Mais pourquoi diable l’animatrice de France Inter, Pascale Clark, a-t-elle été accueillie par Yann Barthès, dans Le « Petit Journal » de Canal+, le mardi 17 mars 2015 ? Pour afficher sa solidarité avec les salariés de Radio France qui avaient déjà annoncé la grève qu’ils poursuivent depuis le 19 mars ? Pour dire son opposition aux projets du PDG, Mathieu Gallet ? Pour crier son indignation face aux dépenses somptuaires d’aménagement du bureau de Mathieu Gallet ? Pour s’insurger contre l’abus des CDD et des statuts d’intermittents du spectacle par la direction de Radio France ? Non : Pascale Clark poursuit sa croisade en faveur de Clark Pascale et diffuse sa plate-forme revendicative.

On aurait pu croire que la farce en deux actes interprétée par Pascale Clark et Patrick Cohen sur l’antenne de France Inter (et savourée ici même) serait sans lendemain et que la privatisation de l’antenne de France Inter à des fins thérapeutiques (soigner la petite blessure narcissique ressentie par Pascale Clark suite au non-renouvellement de sa carte de presse en 2015) avait achevé le traitement. On aurait pu penser que la marée de critiques, ironiques ou exaspérées, suscitées par l’exhibition de la solidarité éditocratique entre deux comédiens de la rebellitude mettrait un terme au spectacle. C’était mal mesurer l’importance de l’enjeu !

Le mardi 17 mars 2015, Pascale Clark, aveugle à son propre aveuglement, s’est à nouveau épanchée sur le non-renouvellement de sa carte de presse dans Le « Petit Journal » de Canal+ (La transcription intégrale vous est offerte en « Annexe »).


Pascale Clark est la bienvenue

Après avoir résumé la farce en deux actes, Yann Barthès accueille Pascale Clark… qui n’est pas en terre inconnue puisque – précision omise lors de l’émission – elle a travaillé pour Canal + de 2001 à 2008 et qu’elle ne pourra pas cacher son émotion quelque temps plus tard en découvrant que l’un des journalistes qui travaille pour l’émission, Romain Hary, a la carte de presse, avec ce cri du cœur : « Ah Romain il l’a [la carte de presse] ! ».

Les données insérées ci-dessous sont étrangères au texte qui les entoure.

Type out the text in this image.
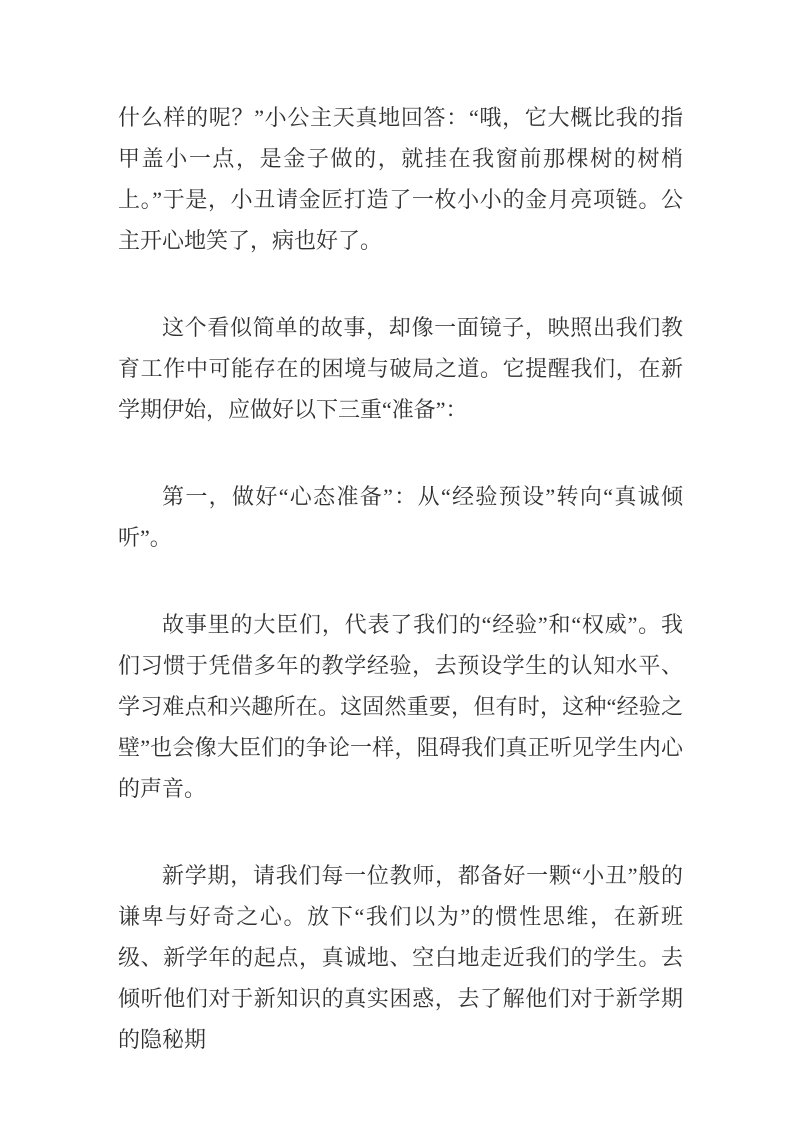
什么样的呢？”小公主天真地回答：“哦，它大概比我的指甲盖小一点，是金子做的，就挂在我窗前那棵树的树梢上。”于是，小丑请金匠打造了一枚小小的金月亮项链。公主开心地笑了，病也好了。

这个看似简单的故事，却像一面镜子，映照出我们教育工作中可能存在的困境与破局之道。它提醒我们，在新学期伊始，应做好以下三重“准备”：

第一，做好“心态准备”：从“经验预设”转向“真诚倾听”。

故事里的大臣们，代表了我们的“经验”和“权威”。我们习惯于凭借多年的教学经验，去预设学生的认知水平、学习难点和兴趣所在。这固然重要，但有时，这种“经验之壁”也会像大臣们的争论一样，阻碍我们真正听见学生内心的声音。

新学期，请我们每一位教师，都备好一颗“小丑”般的谦卑与好奇之心。放下“我们以为”的惯性思维，在新班级、新学年的起点，真诚地、空白地走近我们的学生。去倾听他们对于新知识的真实困惑，去了解他们对于新学期的隐秘期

Mais revenons à l’accueil de la (fausse) rebelle chez les (faux) rebelles : un accueil d’autant plus chaleureux que… la carte de presse a aussi été refusée à quelques collaborateurs du « Petit Journal » en 2012.

- Yann Barthès : « Bienvenue sur le plateau du Petit Journal. Alors vous savez ce qu’on va dire, les gens vont dire Clark chez Barthès, Inter chez Canal, les-bobos-journaleux-de-gauche-corporatistes-se-serrent-les coudes. C’est ça qu’on fait ? »
- Pascale Clark : « Ben oui ! Non ! Pas du tout. »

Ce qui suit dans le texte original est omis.